Manufrance
Notice
Manufrance se meurt. Blaise de Saint Just, le dernier patron, a démissionné et les tensions avec les travailleurs sont de plus en plus fortes. Le dépôt de bilan semble inévitable.
Éclairage
En 1980, date du reportage, l'entreprise Manufrance est en grave difficulté économique malgré le soutien affiché de la municipalité dirigée par le communiste Joseph Sanguedolce (1977-1983). Le surnom donné à l'entreprise s'explique par son histoire quasi centenaire. La Manufacture d'armes et cycles de Saint-Étienne (MFAC) est fondée juridiquement en 1887 à partir d'une entreprise en nom collectif (qui fabrique des armes et des cycles) créée en 1885 par Pierre Blachon et Étienne Mimard ; ils s'installent quelques années plus tard sur un boulevard huppé de la ville industrielle qu'est alors Saint-Étienne, le cours Fauriel. Le premier associé meurt avant la Première Guerre mondiale et Étienne Mimard, qui a transformé l'entreprise en société anonyme, reste le seul maître à bord jusqu'à sa mort à 82 ans en 1944 ; le nom de Manufrance est alors adopté quelques années après le décès du fondateur. Ce dernier a créé le premier en France la vente de produits par correspondance et un tarif-album, « Le catalogue » diffusé à 800 000 exemplaires en 1913. La MFAC est spécialisée dans la production des fusils de chasse et des bicyclettes (sous la marque Hirondelle), des machines à coudre et à écrire. La plupart des produits vendus par correspondance étaient fabriqués à l'extérieur puis étiquetés avec le sigle MFAC et vendus au détail grâce au catalogue. En phase avec l'idéologie de la Troisième République, Étienne Mimard installe une direction centralisée et bureaucratique et une gestion de la main-d'œuvre qui vise par le contrôle et le paternalisme, à faire intégrer aux salariés les objectifs de l'entreprise – intégration en apparence réussie, jusqu'à la grande grève de 1937 dite « grève des cent jours » : le patron licencie tout son personnel et n'en réembauche qu'une partie, refusant de reprendre certains syndicalistes. L'histoire de cette longue grève perdure dans les mémoires stéphanoises, d'autant plus qu'après la Libération (qui coïncide avec la mort d'Étienne Mimard), les syndicats occupent une place de plus en plus importante ce qui aura pour conséquence de faire augmenter à la fois le nombre de salariés (plus de 3000 en 1960) et leurs salaires, mais aussi de creuser les déficits avec la crise du cycle et l'effondrement du marché colonial.
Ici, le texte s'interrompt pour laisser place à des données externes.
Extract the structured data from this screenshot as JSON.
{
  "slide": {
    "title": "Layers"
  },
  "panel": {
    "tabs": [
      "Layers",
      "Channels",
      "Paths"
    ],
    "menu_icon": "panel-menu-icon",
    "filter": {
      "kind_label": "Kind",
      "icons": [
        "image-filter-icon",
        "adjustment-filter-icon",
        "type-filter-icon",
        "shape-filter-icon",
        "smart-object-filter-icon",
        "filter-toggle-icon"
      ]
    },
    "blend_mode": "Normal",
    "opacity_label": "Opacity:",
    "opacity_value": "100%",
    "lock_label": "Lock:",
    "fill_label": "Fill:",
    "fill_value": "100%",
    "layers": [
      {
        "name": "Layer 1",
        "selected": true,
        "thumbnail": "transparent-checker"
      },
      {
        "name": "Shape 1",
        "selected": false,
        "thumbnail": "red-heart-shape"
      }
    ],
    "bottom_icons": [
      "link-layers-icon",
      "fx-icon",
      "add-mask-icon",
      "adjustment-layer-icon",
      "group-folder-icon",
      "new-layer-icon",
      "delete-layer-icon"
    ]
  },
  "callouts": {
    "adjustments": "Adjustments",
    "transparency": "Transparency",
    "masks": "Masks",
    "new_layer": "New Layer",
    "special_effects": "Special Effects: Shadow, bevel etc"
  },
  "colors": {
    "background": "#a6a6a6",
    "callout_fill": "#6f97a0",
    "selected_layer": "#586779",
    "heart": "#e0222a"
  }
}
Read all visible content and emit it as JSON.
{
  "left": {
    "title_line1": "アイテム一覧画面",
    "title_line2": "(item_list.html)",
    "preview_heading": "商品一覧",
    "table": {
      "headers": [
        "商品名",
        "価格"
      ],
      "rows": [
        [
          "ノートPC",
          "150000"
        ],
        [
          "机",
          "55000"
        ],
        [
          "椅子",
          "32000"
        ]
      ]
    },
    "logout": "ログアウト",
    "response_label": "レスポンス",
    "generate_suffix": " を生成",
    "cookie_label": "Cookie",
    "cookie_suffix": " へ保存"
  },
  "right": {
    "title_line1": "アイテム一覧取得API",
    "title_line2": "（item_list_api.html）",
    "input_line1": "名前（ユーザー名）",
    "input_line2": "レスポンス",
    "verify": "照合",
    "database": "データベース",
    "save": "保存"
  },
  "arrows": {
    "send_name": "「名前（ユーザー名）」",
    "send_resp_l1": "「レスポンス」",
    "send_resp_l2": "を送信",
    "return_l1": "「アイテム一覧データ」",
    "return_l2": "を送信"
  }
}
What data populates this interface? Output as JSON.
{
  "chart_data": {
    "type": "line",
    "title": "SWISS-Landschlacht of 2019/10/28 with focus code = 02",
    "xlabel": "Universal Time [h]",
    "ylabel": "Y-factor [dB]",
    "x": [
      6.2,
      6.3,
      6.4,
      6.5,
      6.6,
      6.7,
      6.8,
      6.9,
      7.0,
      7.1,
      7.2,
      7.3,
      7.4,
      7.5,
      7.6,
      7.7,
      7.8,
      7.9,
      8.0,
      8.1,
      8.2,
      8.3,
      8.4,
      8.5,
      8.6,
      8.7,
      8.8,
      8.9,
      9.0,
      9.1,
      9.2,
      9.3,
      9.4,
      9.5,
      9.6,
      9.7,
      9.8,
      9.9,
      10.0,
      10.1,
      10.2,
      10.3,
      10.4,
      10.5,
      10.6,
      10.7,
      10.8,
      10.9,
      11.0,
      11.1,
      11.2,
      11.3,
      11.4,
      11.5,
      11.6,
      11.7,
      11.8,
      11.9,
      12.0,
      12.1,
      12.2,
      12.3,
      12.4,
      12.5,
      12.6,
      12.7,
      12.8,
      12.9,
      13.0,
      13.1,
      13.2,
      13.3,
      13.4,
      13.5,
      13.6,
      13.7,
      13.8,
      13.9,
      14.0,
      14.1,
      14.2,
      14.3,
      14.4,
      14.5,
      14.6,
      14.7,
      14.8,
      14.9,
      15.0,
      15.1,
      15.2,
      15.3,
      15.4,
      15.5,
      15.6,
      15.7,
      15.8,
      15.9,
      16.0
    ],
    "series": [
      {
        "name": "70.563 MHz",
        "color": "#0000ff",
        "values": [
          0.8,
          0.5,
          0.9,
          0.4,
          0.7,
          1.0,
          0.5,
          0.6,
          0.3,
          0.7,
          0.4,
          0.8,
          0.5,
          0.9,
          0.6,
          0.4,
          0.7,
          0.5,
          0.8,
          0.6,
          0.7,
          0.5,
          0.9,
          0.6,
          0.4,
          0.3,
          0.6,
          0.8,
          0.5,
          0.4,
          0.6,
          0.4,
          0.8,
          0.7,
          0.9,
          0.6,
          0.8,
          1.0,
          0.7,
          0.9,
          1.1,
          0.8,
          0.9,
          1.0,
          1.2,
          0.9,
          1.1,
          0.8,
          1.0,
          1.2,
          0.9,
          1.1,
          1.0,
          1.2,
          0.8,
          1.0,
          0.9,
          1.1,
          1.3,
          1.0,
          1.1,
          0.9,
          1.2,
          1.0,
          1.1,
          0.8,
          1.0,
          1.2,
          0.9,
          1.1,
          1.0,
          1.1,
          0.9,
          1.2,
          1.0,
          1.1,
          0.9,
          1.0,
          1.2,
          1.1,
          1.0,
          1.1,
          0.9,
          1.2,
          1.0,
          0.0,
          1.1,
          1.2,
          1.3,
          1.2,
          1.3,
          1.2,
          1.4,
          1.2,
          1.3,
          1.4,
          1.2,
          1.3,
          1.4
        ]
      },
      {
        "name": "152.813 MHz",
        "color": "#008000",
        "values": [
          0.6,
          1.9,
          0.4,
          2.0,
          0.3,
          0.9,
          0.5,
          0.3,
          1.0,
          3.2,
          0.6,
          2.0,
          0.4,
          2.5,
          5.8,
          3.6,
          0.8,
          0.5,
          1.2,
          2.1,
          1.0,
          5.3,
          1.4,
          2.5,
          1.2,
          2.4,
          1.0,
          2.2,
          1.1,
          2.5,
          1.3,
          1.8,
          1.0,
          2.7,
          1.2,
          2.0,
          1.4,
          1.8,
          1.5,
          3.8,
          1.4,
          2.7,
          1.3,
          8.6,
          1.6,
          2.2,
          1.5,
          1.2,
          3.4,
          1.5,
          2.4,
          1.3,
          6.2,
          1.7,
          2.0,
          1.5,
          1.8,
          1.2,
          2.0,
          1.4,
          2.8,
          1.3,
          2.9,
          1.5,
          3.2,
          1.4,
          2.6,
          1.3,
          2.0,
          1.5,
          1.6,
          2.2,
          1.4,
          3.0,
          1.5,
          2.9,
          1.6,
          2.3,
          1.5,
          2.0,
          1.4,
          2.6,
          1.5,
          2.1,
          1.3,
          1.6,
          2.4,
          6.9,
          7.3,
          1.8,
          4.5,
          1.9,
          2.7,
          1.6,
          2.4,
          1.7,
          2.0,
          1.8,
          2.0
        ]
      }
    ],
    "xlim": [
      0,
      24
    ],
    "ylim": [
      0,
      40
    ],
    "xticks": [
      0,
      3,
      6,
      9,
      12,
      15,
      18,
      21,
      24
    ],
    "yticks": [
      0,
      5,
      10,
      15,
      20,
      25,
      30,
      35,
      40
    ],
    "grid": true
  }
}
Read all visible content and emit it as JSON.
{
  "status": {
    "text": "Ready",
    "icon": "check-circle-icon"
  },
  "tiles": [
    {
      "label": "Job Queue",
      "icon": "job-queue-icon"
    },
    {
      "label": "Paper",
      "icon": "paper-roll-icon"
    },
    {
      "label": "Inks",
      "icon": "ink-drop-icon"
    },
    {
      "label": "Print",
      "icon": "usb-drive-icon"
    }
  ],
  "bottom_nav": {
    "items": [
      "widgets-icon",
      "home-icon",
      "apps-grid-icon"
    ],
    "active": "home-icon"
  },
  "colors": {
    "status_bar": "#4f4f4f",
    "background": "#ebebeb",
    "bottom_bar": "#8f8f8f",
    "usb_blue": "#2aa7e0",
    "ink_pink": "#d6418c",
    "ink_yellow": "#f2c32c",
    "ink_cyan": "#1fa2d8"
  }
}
À partir de 1979, une série de directeurs tentent de redresser la situation financière en proposant une restructuration et des centaines de licenciements que refusent les salariés soutenus par la municipalité (qui est actionnaire de l'entreprise à la suite du legs d'Étienne Mimard). À l'imitation des salariés de l'entreprise Lip qui avaient en 1973 constitué un « trésor de guerre », « les Manufrance » mettent sous leur protection un stock de fusils...plus difficiles à vendre que les montres Lip.
Le reportage de TF1 du 10 septembre 1980 annonçait « l'agonie de la vieille dame du cours Fauriel ». Elle va durer cinq ans. Un essai de redressement est tenté avec la création d'une coopérative de production qui regroupent les salariés ayant mis leurs indemnités de licenciement dans le capital de la Société de Coopérative Ouvrière de Production et Distribution (SCOPD), mais en vain malgré le soutien de la municipalité, de la population stéphanoise et des gouvernements de gauche à partir de 1981. La société est mise en liquidation judiciaire en 1985, cent ans après sa création.